呼吸困難が進行する際、陥没呼吸と併せて現れる努力呼吸のバリエーションを正しく見分けることが重要です。
- 鼻翼呼吸(びよくこきゅう):息を吸うたびに小鼻がピクピクと大きく広がる現象。空気を少しでも多く取り込もうとする初期の代償反応です。
- 肩呼吸(かたこきゅう):首から肩にかけての呼吸補助筋を激しく使い、息を吸うたびに両肩が上下する状態。呼吸筋の疲労が進んでいる証拠です。
- 下顎呼吸(かがくこきゅう):息を吸う瞬間にあごをしゃくるように前下方に突き出す呼吸。極めて重篤な呼吸不全を示し、心停止直前の超緊急事態です。
実際の現場において、小児科医が最も危険視するのは「小児の陥没呼吸にチアノーゼ(顔面・唇の蒼白や暗紫色)が伴う局面」です。血液中の酸素飽和度(SpO2)が危険水準まで低下していることを意味し、一刻の猶予も許されません。
【一般に知られていない盲点】「静かになったから安心」は命取り?ネットの誤解と真相
インターネット上の育児情報や誤った体験談によって、重症化のサインを見落としてしまう危険なケースが存在します。保護者が陥りやすい代表的な誤解を検証します。
誤解1:「激しく泣いていた子が、急に泣き止んで静かに眠ったから安心」という盲点
これは小児救急において最も警戒すべき落とし穴の一つです。呼吸困難が長時間続くと、乳幼児の未熟な呼吸筋は激しい運動によって疲弊しきってしまいます(呼吸筋疲労)。
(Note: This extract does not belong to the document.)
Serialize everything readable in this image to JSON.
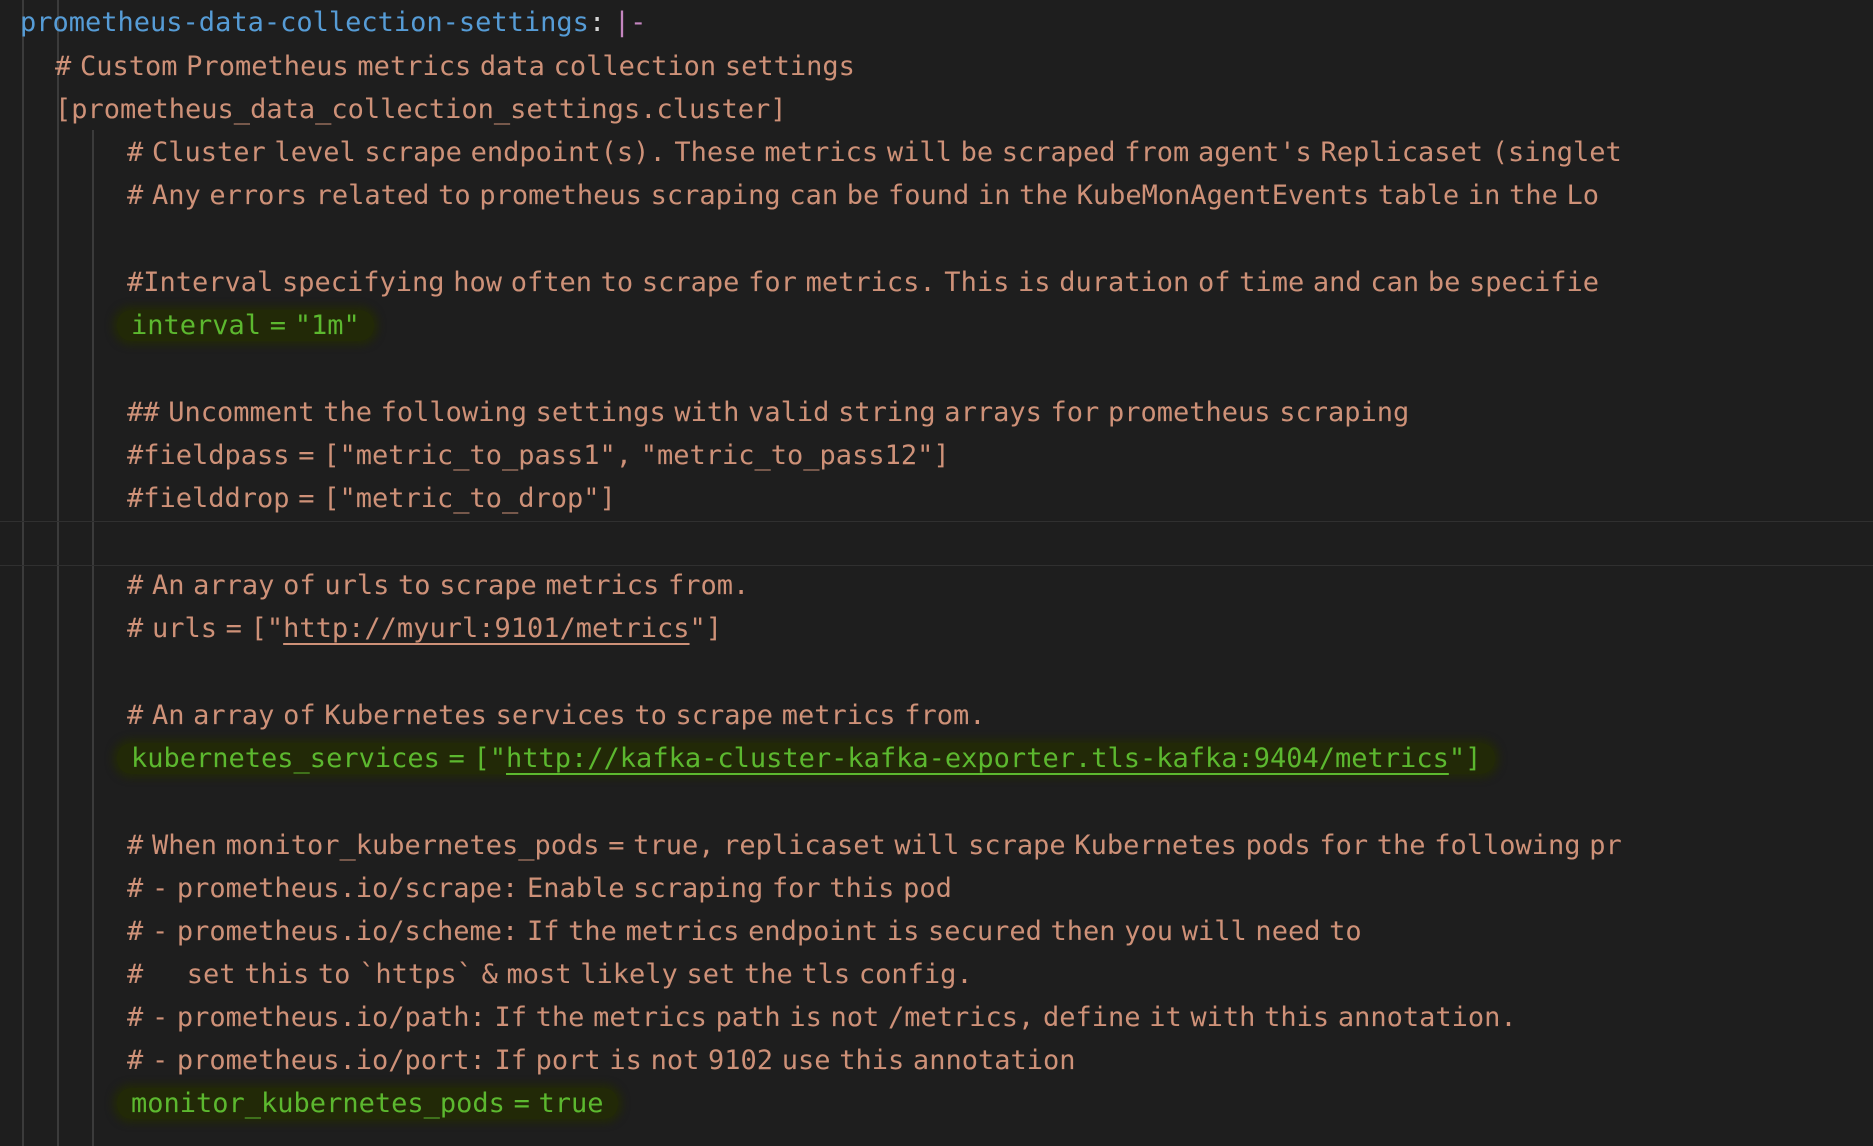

その結果、泣くエネルギーすら失われ、体内に二酸化炭素が蓄積して意識が混濁(CO2ナルコーシス)している状態を「すやすや眠っている」と誤認してしまうケースがあります。静かになったときこそ、胸やお腹の動き、顔色、呼びかけに対する反応を確認してください。
誤解2:「熱が高くないから大した病気ではない」という思い込み
RSウイルスによる細気管支炎やクループ症候群の初期は、37度台の微熱や平熱であることも珍しくありません。小児の呼吸器疾患の重症度は「体温の高さ」ではなく、「呼吸の深さ・速さ・胸郭の凹み具合」で測るのが医学的な鉄則です。
【現場で役立つ実践テクニック:30秒動画の撮影】
病院へ向かう前や救急受診時、服をまくって子供の胸とお腹が動く様子をスマートフォンで約20〜30秒間動画撮影しておくことを推奨します。診察室に入ると泣いて呼吸パターンが変わったり、一時的に症状が落ち着いて見えたりすることがあるため、家庭での最も苦しそうな状態を医師に映像で見せることが迅速・正確な診断につながります。

【プロの結論】家庭内パニックを防ぐ危機管理プロトコルと受診判断の鉄則
深夜に子供が呼吸困難に陥ると、保護者自身が強い恐怖とパニックに陥り、冷静な判断ができなくなる心理状態(急性ストレス反応)に直面します。家庭内での二次被害や判断の遅れを防ぐため、以下の行動プロトコルを徹底してください。
家庭内で即座に実践すべき3ステップ
- 観察と環境確保:子供の衣服を緩めて胸とお腹を露出させ、呼吸数と陥没部位を確認する。部屋を加湿し、冷たい外気や極度の乾燥を避ける。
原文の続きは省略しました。